Additionally, my relations with grief helped me to have a greater appreciation for my life.  I take nothing for granted.  I have such deep gratitude for the many relationships in my life.  I am reminded daily to cherish the people I love and to tell them every chance I get that I love them.

So with each of you here, in case you need a reminder, “I love you”.  Never miss a chance to tell others you care and love them.

Being in right relations offers an invitation to embrace our vulnerability. I don’t do vulnerability well but willing to try.  Doing so, allows for authentic connections with others and a greater willingness to connect and share feelings openly.  

Also, death and grief has taught me to adopt a healthy perspective on priorities.  Being willing to confront death can force us to reevaluate our priorities  and to focus on what matters most in the moment.  
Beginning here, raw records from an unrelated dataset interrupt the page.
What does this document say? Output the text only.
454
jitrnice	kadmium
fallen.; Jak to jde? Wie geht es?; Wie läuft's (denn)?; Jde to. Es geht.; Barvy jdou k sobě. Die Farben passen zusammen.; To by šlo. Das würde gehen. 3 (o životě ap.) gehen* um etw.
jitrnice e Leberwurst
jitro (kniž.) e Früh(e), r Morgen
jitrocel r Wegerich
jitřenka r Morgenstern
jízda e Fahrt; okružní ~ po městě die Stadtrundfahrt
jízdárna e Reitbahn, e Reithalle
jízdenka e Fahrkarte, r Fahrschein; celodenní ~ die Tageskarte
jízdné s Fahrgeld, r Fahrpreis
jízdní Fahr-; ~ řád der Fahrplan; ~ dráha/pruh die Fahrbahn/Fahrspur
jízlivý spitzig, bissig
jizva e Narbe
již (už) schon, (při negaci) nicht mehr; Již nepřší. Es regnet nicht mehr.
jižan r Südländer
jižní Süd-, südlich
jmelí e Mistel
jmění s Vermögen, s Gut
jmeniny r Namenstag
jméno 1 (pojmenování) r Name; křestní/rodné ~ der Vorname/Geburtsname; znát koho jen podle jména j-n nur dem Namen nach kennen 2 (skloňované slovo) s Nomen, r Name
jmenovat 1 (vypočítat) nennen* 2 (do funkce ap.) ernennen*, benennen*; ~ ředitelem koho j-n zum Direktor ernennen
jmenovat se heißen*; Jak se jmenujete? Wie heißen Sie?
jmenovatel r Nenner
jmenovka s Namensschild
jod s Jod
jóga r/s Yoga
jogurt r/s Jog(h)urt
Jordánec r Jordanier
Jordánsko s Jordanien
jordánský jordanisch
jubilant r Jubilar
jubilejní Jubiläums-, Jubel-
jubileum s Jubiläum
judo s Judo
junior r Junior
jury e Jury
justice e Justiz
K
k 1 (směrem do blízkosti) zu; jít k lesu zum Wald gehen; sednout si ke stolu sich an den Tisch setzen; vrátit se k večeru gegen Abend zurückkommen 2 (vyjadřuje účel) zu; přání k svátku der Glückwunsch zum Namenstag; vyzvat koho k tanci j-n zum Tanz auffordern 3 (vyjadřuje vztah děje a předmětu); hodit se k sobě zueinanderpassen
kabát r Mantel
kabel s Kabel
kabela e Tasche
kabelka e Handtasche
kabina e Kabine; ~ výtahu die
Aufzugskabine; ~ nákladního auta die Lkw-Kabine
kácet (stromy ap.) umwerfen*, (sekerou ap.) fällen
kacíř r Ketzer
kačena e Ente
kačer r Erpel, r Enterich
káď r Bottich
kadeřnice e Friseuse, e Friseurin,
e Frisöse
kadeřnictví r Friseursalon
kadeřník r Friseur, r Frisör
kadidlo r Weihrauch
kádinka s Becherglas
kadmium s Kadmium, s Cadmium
I am reminded that death and grief teaches us about the essence of life—its impermanence, its beauty, and its capacity for growth and renewal.  They remind us to live with greater awareness, authenticity, and love, making the most of our time on this planet. 

By integrating the lessons of death and grief into our lives, we can strive to live more fully and meaningfully, honoring the precious gift of life and the connections we share.  

So, I would like to leave you with some questions to ponder as you cross the threshold of these doors into the wider world:

  • What did you discover today that would be helpful to  being in right relations with grief?”

  • What steps can you take to embrace the ebb and flow of grief, understanding that it's a natural and non-linear process?

  • In what ways can you channel your grief into positive actions or creative outlets that allow you to honor and  express your emotions?

  • Where in this community can you be in right relations with grief for yourself and others?

Remember, grief is a deeply personal experience, and there's no right or wrong way to grieve. Be patient and gentle with yourself as you navigate through the grieving process, and seek support when needed.

Be well
Be loved 
and may you be in right relations with grief in the many days ahead.